I have to say that your experience with the Delftse Methode is going to highly depend on the professor you get. I know some professors (the one who developed the method) are very good and take their time to actually explain things. But most of them just focus on making the students repeat the texts like idiots psittacidaes and they do not explain basic things like, say, the conjugation of the verb "to be",  the use of auxiliary verbs, or the basic structure of the sentence. Sure, at the back of the book, Het Groene boek (Nederlands voor buitenlanders), (we noemen het boek daarom het groene boek), you'll find a section on grammar but this is never  covered or explained in the classes and Dutch grammar is not as straightforward as to just be able to understand it by reading some random conversations. My recommendation with this method, as a first approach only, is to get the book, listen to the cd's and study it by yourself. But by no means pay the money for a course that won't give you any added value or teach you anything else than what is already in the book.The silver lining is that I made some good friends in that class, and I liked going to campus everyday for 3 months.

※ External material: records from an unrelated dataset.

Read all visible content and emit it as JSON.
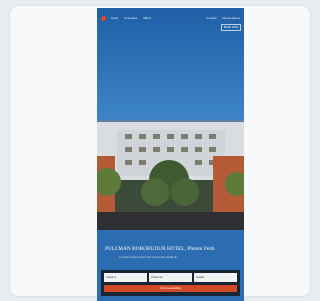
{
  "header": {
    "nav": [
      "Hotel",
      "Amenities",
      "Offers"
    ],
    "right": [
      "Contact",
      "Reservations"
    ],
    "book_chip": "BOOK NOW"
  },
  "hero": {
    "title": "PULLMAN BOROBUDUR HOTEL, Phnom Penh",
    "subtitle": "A modern 5-star hotel in the heart of the capital city"
  },
  "booking": {
    "fields": [
      "Check-in",
      "Check-out",
      "Guests"
    ],
    "cta": "Check availability"
  },
  "colors": {
    "sky": "#2b6db0",
    "accent": "#d14a25",
    "card": "#f8f9fb"
  }
}
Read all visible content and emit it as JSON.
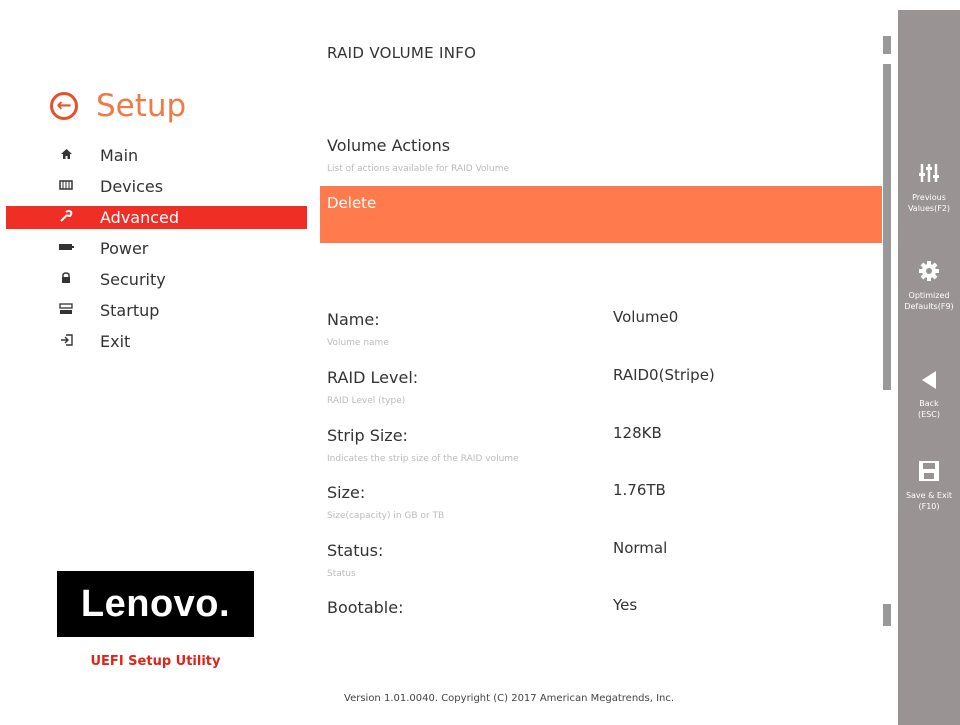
{
  "sidebar": {
    "title": "Setup",
    "items": [
      {
        "label": "Main",
        "icon": "home-icon"
      },
      {
        "label": "Devices",
        "icon": "devices-icon"
      },
      {
        "label": "Advanced",
        "icon": "wrench-icon",
        "active": true
      },
      {
        "label": "Power",
        "icon": "battery-icon"
      },
      {
        "label": "Security",
        "icon": "lock-icon"
      },
      {
        "label": "Startup",
        "icon": "startup-icon"
      },
      {
        "label": "Exit",
        "icon": "exit-icon"
      }
    ],
    "logo_text": "Lenovo.",
    "utility_text": "UEFI Setup Utility"
  },
  "main": {
    "page_title": "RAID VOLUME INFO",
    "section_title": "Volume Actions",
    "section_help": "List of actions available for RAID Volume",
    "action_label": "Delete",
    "rows": [
      {
        "label": "Name:",
        "help": "Volume name",
        "value": "Volume0"
      },
      {
        "label": "RAID Level:",
        "help": "RAID Level (type)",
        "value": "RAID0(Stripe)"
      },
      {
        "label": "Strip Size:",
        "help": "Indicates the strip size of the RAID volume",
        "value": "128KB"
      },
      {
        "label": "Size:",
        "help": "Size(capacity) in GB or TB",
        "value": "1.76TB"
      },
      {
        "label": "Status:",
        "help": "Status",
        "value": "Normal"
      },
      {
        "label": "Bootable:",
        "help": "",
        "value": "Yes"
      }
    ]
  },
  "footer": "Version 1.01.0040. Copyright (C) 2017 American Megatrends, Inc.",
  "rightbar": [
    {
      "label1": "Previous",
      "label2": "Values(F2)",
      "icon": "sliders-icon"
    },
    {
      "label1": "Optimized",
      "label2": "Defaults(F9)",
      "icon": "gear-icon"
    },
    {
      "label1": "Back",
      "label2": "(ESC)",
      "icon": "back-arrow-icon"
    },
    {
      "label1": "Save & Exit",
      "label2": "(F10)",
      "icon": "save-icon"
    }
  ],
  "colors": {
    "accent": "#f07a45",
    "active_nav": "#ef2f26",
    "action_bar": "#ff7a4d",
    "rightbar": "#9a9393",
    "utility_text": "#e0241a"
  }
}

- Invest in some good dictionaries. If you can afford it, don't even bother with pocket or medium size dictionaries and splurge in the biggest, thickest dictionary you can get  (the Van Dale's are the best). You will keep on using them.  As an extra I got the "Van Dale groot 4 talig beeld woord & boek", it's basically a pictionary. It is full of drawings of things and its name in 4 languages (English, French, German and Dutch). And get yourself a book of conjugations. It is very handy to have a little book where all verbs in all tenses are easy-to-find and it helps you understand how the rules and exceptions of conjugations work. I got the "201 Dutch verbs fully congujated" by Henry Stern and I was very happy when I found such a book (It took me a while to find it... I knew such a book in French, la conjugaison, by Bescherelle, and unfortunately this specific one does not exist in Dutch).

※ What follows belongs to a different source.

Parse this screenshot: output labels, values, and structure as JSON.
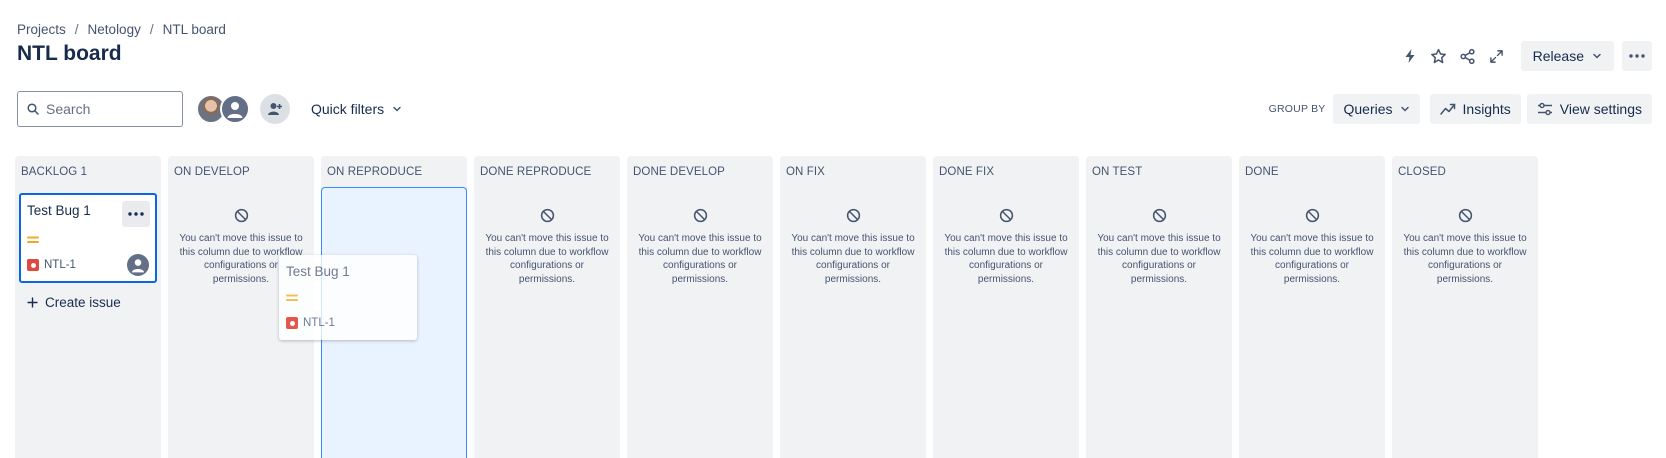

- Go to classes. To good ones. This is where I get to recommend my school, and my dear professor Petra. If you are in the area, make sure you ask for her, and enroll in one of her courses because she is really, really good (not to mention fun, crazy and chaotic, all great qualities in my book). In the end where I really learnt was at Direct Dutch. I took the intermediate, advanced and NT2-II courses. Right from the start the method focuses on conversation without leaving the rules behind. It was here that the mysteries of how to structure a sentence in Dutch were finally revealed to me. This is how it works: you will get some class material and cd's. You can choose between intensive courses or 1 time per week 2h 30 classes. I chose the latter because at the time I was working. Before every lesson you have to read a newspaper and prepare a short summary of it to present it at the class. The idea is to get you talking, but don't worry, it's usually less than 5 minutes and these presentations are done at the end of the class, so the ice has been broken, so to speak. For the intermediate courses the online newspaper was enough, for the advanced classes we could chose from one of the main newspapers (de Volkskrant (my fave), de Telegraaf or de NRC). Every week we also had grammar exercises (from the class materials) that were reviewed during class and you had to write a short composition (on any subject you wanted, though there were also guidelines) of 100-150 words. During the class after explaining the grammar as was needed  and going through the exercises we mostly talked. The fact that we had to read, write, talk and study beforehand made all the difference.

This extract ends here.